In this case, the plaintiff got into a fight with her boyfriend, who called the police and showed them her injuries from the fight. The charges against McIntosh were later dropped. McIntosh then sued the police for false arrest. The Court of Appeals (Katzmann, Pooler and Kearse) affirms the grant of summary judgment against the plaintiff. Not only were the arresting officers dispatched to the scene after the boyfriend alleged that plaintiff had attacked him, but the police saw the boyfriend's scratches and bite marks. This was enough to arrest plaintiff for assault and harassment.
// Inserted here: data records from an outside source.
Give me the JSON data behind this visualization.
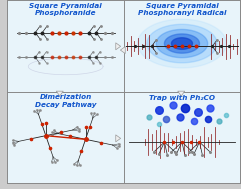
{
  "panel_bg": "#e8f4fa",
  "fig_bg": "#cccccc",
  "outer_border": "#888888",
  "title_color": "#1155cc",
  "title_fontsize": 5.2,
  "titles": [
    "Square Pyramidal\nPhosphoranide",
    "Square Pyramidal\nPhosphoranyl Radical",
    "Dimerization\nDecay Pathway",
    "Trap with Ph₂CO"
  ],
  "atom_black": "#222222",
  "atom_gray": "#888888",
  "atom_red": "#cc2200",
  "atom_blue": "#1144dd",
  "atom_lightblue": "#66aadd",
  "atom_teal": "#44aacc",
  "epr_color": "#881111",
  "arrow_face": "#eeeeee",
  "arrow_edge": "#999999"
}
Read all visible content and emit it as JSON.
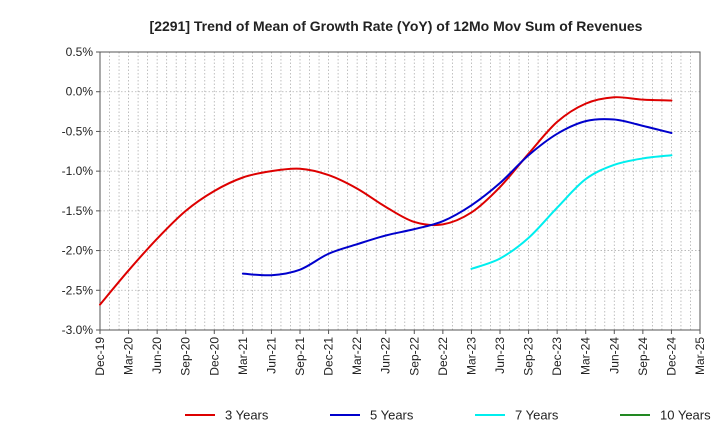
{
  "chart_data": {
    "type": "line",
    "title": "[2291]  Trend of Mean of Growth Rate (YoY) of 12Mo Mov Sum of Revenues",
    "xlabel": "",
    "ylabel": "",
    "ylim": [
      -3.0,
      0.5
    ],
    "y_ticks": [
      0.5,
      0.0,
      -0.5,
      -1.0,
      -1.5,
      -2.0,
      -2.5,
      -3.0
    ],
    "y_tick_labels": [
      "0.5%",
      "0.0%",
      "-0.5%",
      "-1.0%",
      "-1.5%",
      "-2.0%",
      "-2.5%",
      "-3.0%"
    ],
    "x_range_months": [
      0,
      63
    ],
    "x_tick_labels": [
      "Dec-19",
      "Mar-20",
      "Jun-20",
      "Sep-20",
      "Dec-20",
      "Mar-21",
      "Jun-21",
      "Sep-21",
      "Dec-21",
      "Mar-22",
      "Jun-22",
      "Sep-22",
      "Dec-22",
      "Mar-23",
      "Jun-23",
      "Sep-23",
      "Dec-23",
      "Mar-24",
      "Jun-24",
      "Sep-24",
      "Dec-24",
      "Mar-25"
    ],
    "grid": true,
    "legend_position": "bottom",
    "series": [
      {
        "name": "3 Years",
        "color": "#dd0000",
        "points": [
          [
            0,
            -2.68
          ],
          [
            3,
            -2.25
          ],
          [
            6,
            -1.85
          ],
          [
            9,
            -1.5
          ],
          [
            12,
            -1.25
          ],
          [
            15,
            -1.08
          ],
          [
            18,
            -1.0
          ],
          [
            21,
            -0.97
          ],
          [
            24,
            -1.05
          ],
          [
            27,
            -1.22
          ],
          [
            30,
            -1.45
          ],
          [
            33,
            -1.64
          ],
          [
            36,
            -1.67
          ],
          [
            39,
            -1.52
          ],
          [
            42,
            -1.2
          ],
          [
            45,
            -0.78
          ],
          [
            48,
            -0.38
          ],
          [
            51,
            -0.15
          ],
          [
            54,
            -0.07
          ],
          [
            57,
            -0.1
          ],
          [
            60,
            -0.11
          ]
        ]
      },
      {
        "name": "5 Years",
        "color": "#0000cc",
        "points": [
          [
            15,
            -2.29
          ],
          [
            18,
            -2.31
          ],
          [
            21,
            -2.24
          ],
          [
            24,
            -2.04
          ],
          [
            27,
            -1.92
          ],
          [
            30,
            -1.81
          ],
          [
            33,
            -1.73
          ],
          [
            36,
            -1.63
          ],
          [
            39,
            -1.43
          ],
          [
            42,
            -1.15
          ],
          [
            45,
            -0.8
          ],
          [
            48,
            -0.53
          ],
          [
            51,
            -0.37
          ],
          [
            54,
            -0.35
          ],
          [
            57,
            -0.43
          ],
          [
            60,
            -0.52
          ]
        ]
      },
      {
        "name": "7 Years",
        "color": "#00eeee",
        "points": [
          [
            39,
            -2.23
          ],
          [
            42,
            -2.1
          ],
          [
            45,
            -1.84
          ],
          [
            48,
            -1.46
          ],
          [
            51,
            -1.1
          ],
          [
            54,
            -0.92
          ],
          [
            57,
            -0.84
          ],
          [
            60,
            -0.8
          ]
        ]
      },
      {
        "name": "10 Years",
        "color": "#228822",
        "points": []
      }
    ]
  }
}
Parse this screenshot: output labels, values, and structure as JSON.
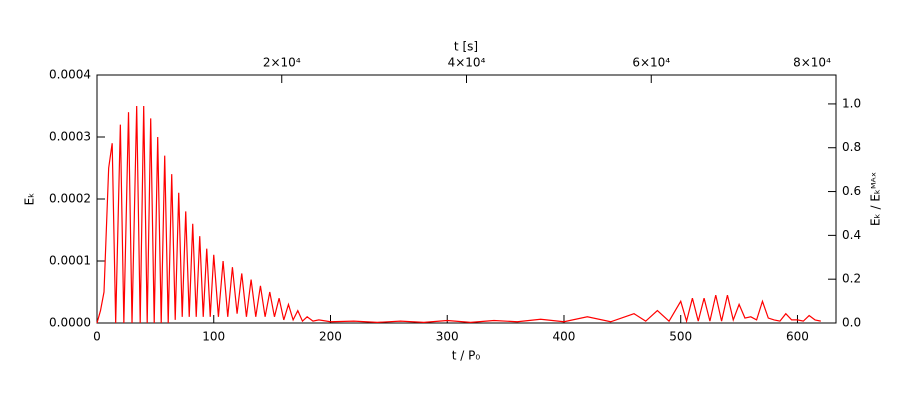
{
  "chart_data": {
    "type": "line",
    "xlabel": "t / P₀",
    "ylabel": "Eₖ",
    "y2label": "Eₖ / Eₖᴹᴬˣ",
    "x2label": "t [s]",
    "xlim": [
      0,
      633
    ],
    "xticks": [
      0,
      100,
      200,
      300,
      400,
      500,
      600
    ],
    "x2lim": [
      0,
      80000
    ],
    "x2ticks": [
      {
        "value": 20000,
        "label": "2×10⁴"
      },
      {
        "value": 40000,
        "label": "4×10⁴"
      },
      {
        "value": 60000,
        "label": "6×10⁴"
      },
      {
        "value": 80000,
        "label": "8×10⁴"
      }
    ],
    "ylim": [
      0,
      0.0004
    ],
    "yticks": [
      {
        "value": 0,
        "label": "0.0000"
      },
      {
        "value": 0.0001,
        "label": "0.0001"
      },
      {
        "value": 0.0002,
        "label": "0.0002"
      },
      {
        "value": 0.0003,
        "label": "0.0003"
      },
      {
        "value": 0.0004,
        "label": "0.0004"
      }
    ],
    "y2lim": [
      0,
      1.132
    ],
    "y2ticks": [
      {
        "value": 0,
        "label": "0.0"
      },
      {
        "value": 0.2,
        "label": "0.2"
      },
      {
        "value": 0.4,
        "label": "0.4"
      },
      {
        "value": 0.6,
        "label": "0.6"
      },
      {
        "value": 0.8,
        "label": "0.8"
      },
      {
        "value": 1,
        "label": "1.0"
      }
    ],
    "x": [
      0,
      3,
      6,
      10,
      13,
      16,
      20,
      23,
      27,
      30,
      34,
      37,
      40,
      43,
      46,
      49,
      52,
      55,
      58,
      61,
      64,
      67,
      70,
      73,
      76,
      79,
      82,
      85,
      88,
      91,
      94,
      97,
      100,
      104,
      108,
      112,
      116,
      120,
      124,
      128,
      132,
      136,
      140,
      144,
      148,
      152,
      156,
      160,
      164,
      168,
      172,
      176,
      180,
      185,
      190,
      200,
      220,
      240,
      260,
      280,
      300,
      320,
      340,
      360,
      380,
      400,
      420,
      440,
      460,
      470,
      480,
      490,
      500,
      505,
      510,
      515,
      520,
      525,
      530,
      535,
      540,
      545,
      550,
      555,
      560,
      565,
      570,
      575,
      580,
      585,
      590,
      595,
      600,
      605,
      610,
      615,
      620
    ],
    "series": [
      {
        "color": "#ff0000",
        "values": [
          0,
          2e-05,
          5e-05,
          0.00025,
          0.00029,
          0,
          0.00032,
          0,
          0.00034,
          0,
          0.00035,
          0,
          0.00035,
          0,
          0.00033,
          0,
          0.0003,
          0,
          0.00027,
          0,
          0.00024,
          5e-06,
          0.00021,
          1e-05,
          0.00018,
          1e-05,
          0.00016,
          1e-05,
          0.00014,
          1e-05,
          0.00012,
          1e-05,
          0.00011,
          1e-05,
          0.0001,
          1e-05,
          9e-05,
          1.5e-05,
          8e-05,
          1e-05,
          7e-05,
          1e-05,
          6e-05,
          1e-05,
          5e-05,
          1e-05,
          4e-05,
          5e-06,
          3e-05,
          5e-06,
          2e-05,
          3e-06,
          1e-05,
          3e-06,
          5e-06,
          2e-06,
          3e-06,
          1e-06,
          3e-06,
          1e-06,
          4e-06,
          1e-06,
          4e-06,
          2e-06,
          6e-06,
          2e-06,
          1e-05,
          2e-06,
          1.5e-05,
          3e-06,
          2e-05,
          3e-06,
          3.5e-05,
          3e-06,
          4e-05,
          3e-06,
          4e-05,
          3e-06,
          4.5e-05,
          3e-06,
          4.5e-05,
          5e-06,
          3e-05,
          8e-06,
          1e-05,
          5e-06,
          3.5e-05,
          8e-06,
          5e-06,
          3e-06,
          1.5e-05,
          5e-06,
          5e-06,
          3e-06,
          1.2e-05,
          5e-06,
          3e-06
        ]
      }
    ]
  }
}
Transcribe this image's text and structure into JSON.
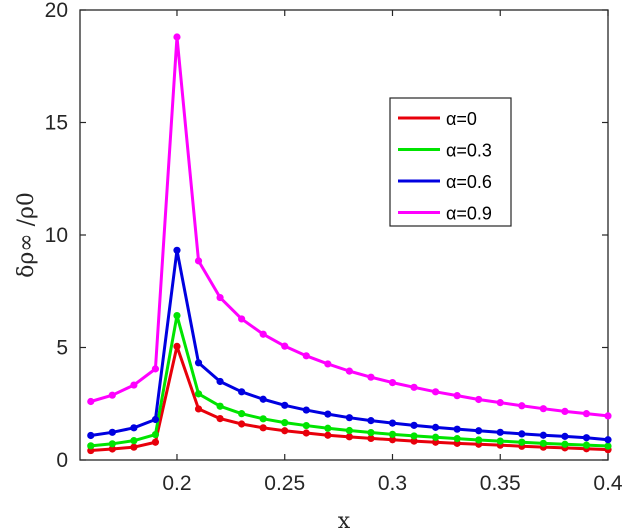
{
  "chart_data": {
    "type": "line",
    "xlabel": "x",
    "ylabel": "δρ∞ /ρ0",
    "xlim": [
      0.155,
      0.4
    ],
    "ylim": [
      0,
      20
    ],
    "xticks": [
      0.2,
      0.25,
      0.3,
      0.35,
      0.4
    ],
    "xtick_labels": [
      "0.2",
      "0.25",
      "0.3",
      "0.35",
      "0.4"
    ],
    "yticks": [
      0,
      5,
      10,
      15,
      20
    ],
    "ytick_labels": [
      "0",
      "5",
      "10",
      "15",
      "20"
    ],
    "grid": false,
    "legend_position": "upper-right",
    "x": [
      0.16,
      0.17,
      0.18,
      0.19,
      0.2,
      0.21,
      0.22,
      0.23,
      0.24,
      0.25,
      0.26,
      0.27,
      0.28,
      0.29,
      0.3,
      0.31,
      0.32,
      0.33,
      0.34,
      0.35,
      0.36,
      0.37,
      0.38,
      0.39,
      0.4
    ],
    "series": [
      {
        "name": "α=0",
        "color": "#e8000b",
        "values": [
          0.42,
          0.49,
          0.57,
          0.79,
          5.05,
          2.27,
          1.84,
          1.6,
          1.43,
          1.3,
          1.2,
          1.1,
          1.03,
          0.96,
          0.9,
          0.84,
          0.79,
          0.74,
          0.7,
          0.66,
          0.61,
          0.57,
          0.54,
          0.5,
          0.46
        ]
      },
      {
        "name": "α=0.3",
        "color": "#00e400",
        "values": [
          0.63,
          0.72,
          0.86,
          1.13,
          6.42,
          2.94,
          2.39,
          2.06,
          1.83,
          1.66,
          1.53,
          1.41,
          1.31,
          1.22,
          1.14,
          1.07,
          1.01,
          0.95,
          0.89,
          0.84,
          0.79,
          0.74,
          0.7,
          0.66,
          0.62
        ]
      },
      {
        "name": "α=0.6",
        "color": "#0000e0",
        "values": [
          1.09,
          1.23,
          1.43,
          1.8,
          9.32,
          4.32,
          3.49,
          3.03,
          2.7,
          2.43,
          2.22,
          2.04,
          1.88,
          1.75,
          1.64,
          1.54,
          1.45,
          1.37,
          1.3,
          1.23,
          1.16,
          1.1,
          1.05,
          0.99,
          0.9
        ]
      },
      {
        "name": "α=0.9",
        "color": "#ff00ff",
        "values": [
          2.6,
          2.88,
          3.33,
          4.05,
          18.8,
          8.85,
          7.22,
          6.27,
          5.59,
          5.06,
          4.63,
          4.27,
          3.95,
          3.68,
          3.44,
          3.23,
          3.03,
          2.86,
          2.69,
          2.55,
          2.41,
          2.28,
          2.16,
          2.06,
          1.96
        ]
      }
    ]
  }
}
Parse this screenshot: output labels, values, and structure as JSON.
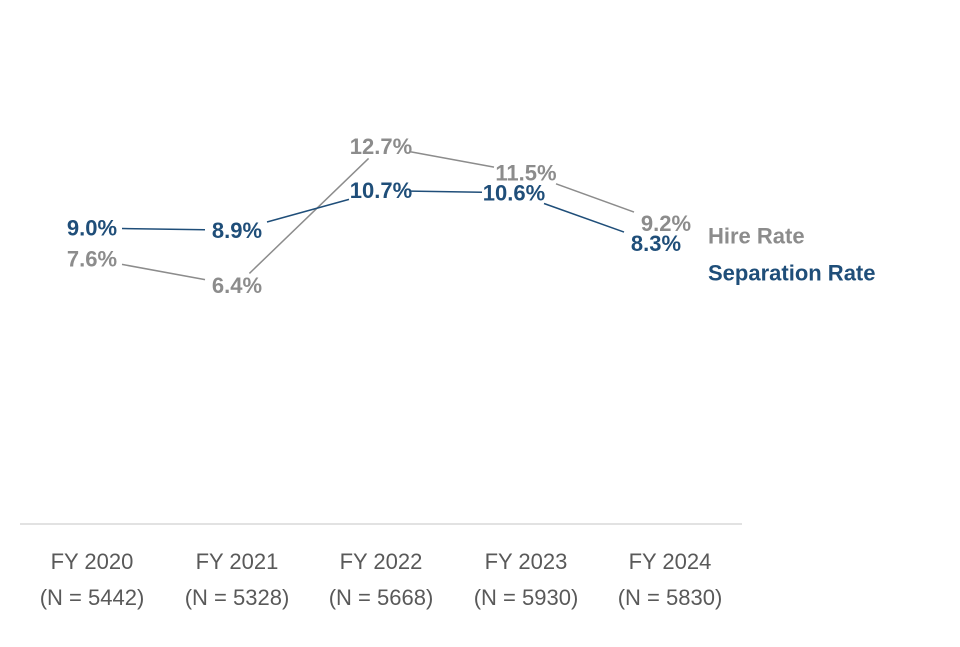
{
  "chart_data": {
    "type": "line",
    "title": "",
    "xlabel": "",
    "ylabel": "",
    "categories": [
      "FY 2020",
      "FY 2021",
      "FY 2022",
      "FY 2023",
      "FY 2024"
    ],
    "category_notes": [
      "(N = 5442)",
      "(N = 5328)",
      "(N = 5668)",
      "(N = 5930)",
      "(N = 5830)"
    ],
    "ylim": [
      0,
      16
    ],
    "grid": false,
    "legend": "right",
    "series": [
      {
        "name": "Hire Rate",
        "color": "#8c8c8c",
        "values": [
          7.6,
          6.4,
          12.7,
          11.5,
          9.2
        ],
        "labels": [
          "7.6%",
          "6.4%",
          "12.7%",
          "11.5%",
          "9.2%"
        ]
      },
      {
        "name": "Separation Rate",
        "color": "#1f4e79",
        "values": [
          9.0,
          8.9,
          10.7,
          10.6,
          8.3
        ],
        "labels": [
          "9.0%",
          "8.9%",
          "10.7%",
          "10.6%",
          "8.3%"
        ]
      }
    ]
  }
}
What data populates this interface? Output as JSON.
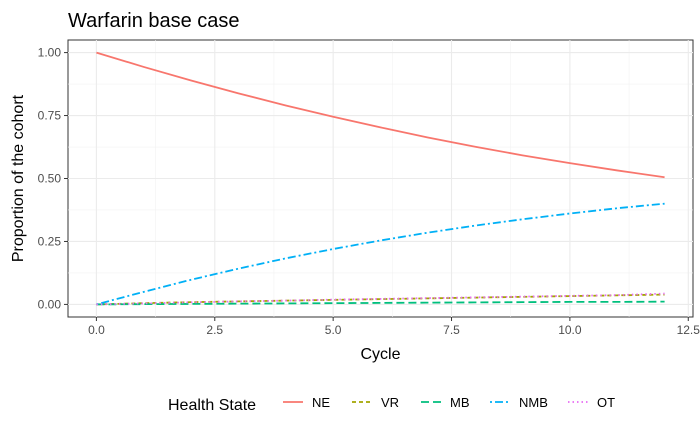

In trying to avoid summary judgment, plaintiff argued that the police should have known better than to believe the boyfriend's version of events and that they should have credited plaintiff's account instead. This argument has been rejected in prior cases. "Absent circumstances that raise doubts about the victim's veracity, the veracity of citizen complaints who are the victims of the very crime they report to the police is assumed." That language is from Lee v. Sandberg, 136 F.3d 94, 103 (2d Cir. 1997).
Interesting footnote turns up in this case. Plaintiff argues the police fabricated evidence against her, a substantive due process violation. But manufactured evidence by itself does not give you a case, especially if the arrest is otherwise supported by probable cause. As it happens, the Court of Appeals says in a footnote, the district court said the existence of probable cause is enough to defeat the due process claim. That was incorrect, the Circuit says, as per a Second Circuit ruling, Garnett v. Undercover Officer, 838 F.3d 265 (2d Cir. 2016), which said a Section 1983 case based on an officer's false information can proceed even if the police have probable cause to arrest. But that is harmless error in this case because the trial court reached the correct result. The footnote continues with this:
although we note that there may be some tension in our jurisprudence concerning the fabrication of evidence, we need not resolve any such confusion here because McIntosh was not subjected any deprivation due to fabricated evidence. Compare, e.g., Dufort v. City of New York, 874 F.3d 338, 355 (2d Cir. 2017) (“Mere attempts to withhold or falsify evidence cannot form the basis for a § 1983 claim for a violation of the right to due process when those attempts have no impact on the conduct of a criminal trial” because “[t]he constitutional right on which [such a] claim rests is the right to have one’s case tried based on an accurate evidentiary record that has not been manipulated by the prosecution.”); with Garnett, 838 F.3d at 277 (“The setting of bail, which may make the difference between freedom and confinement pending trial, and the prosecutor’s decision to pursue charges rather than to dismiss the complaint without further action, may depend on the prosecutor’s and magistrate’s assessments of the strengths of the case, which in turn may be critically influenced by fabricated evidence. Thus, a further deprivation of liberty can result from the fabrication of evidence even if the initial arrest is lawful.”).So we have some confusion in the Second Circuit about when you can sue over false police evidence. That conflict will be resolved some day, just not this case.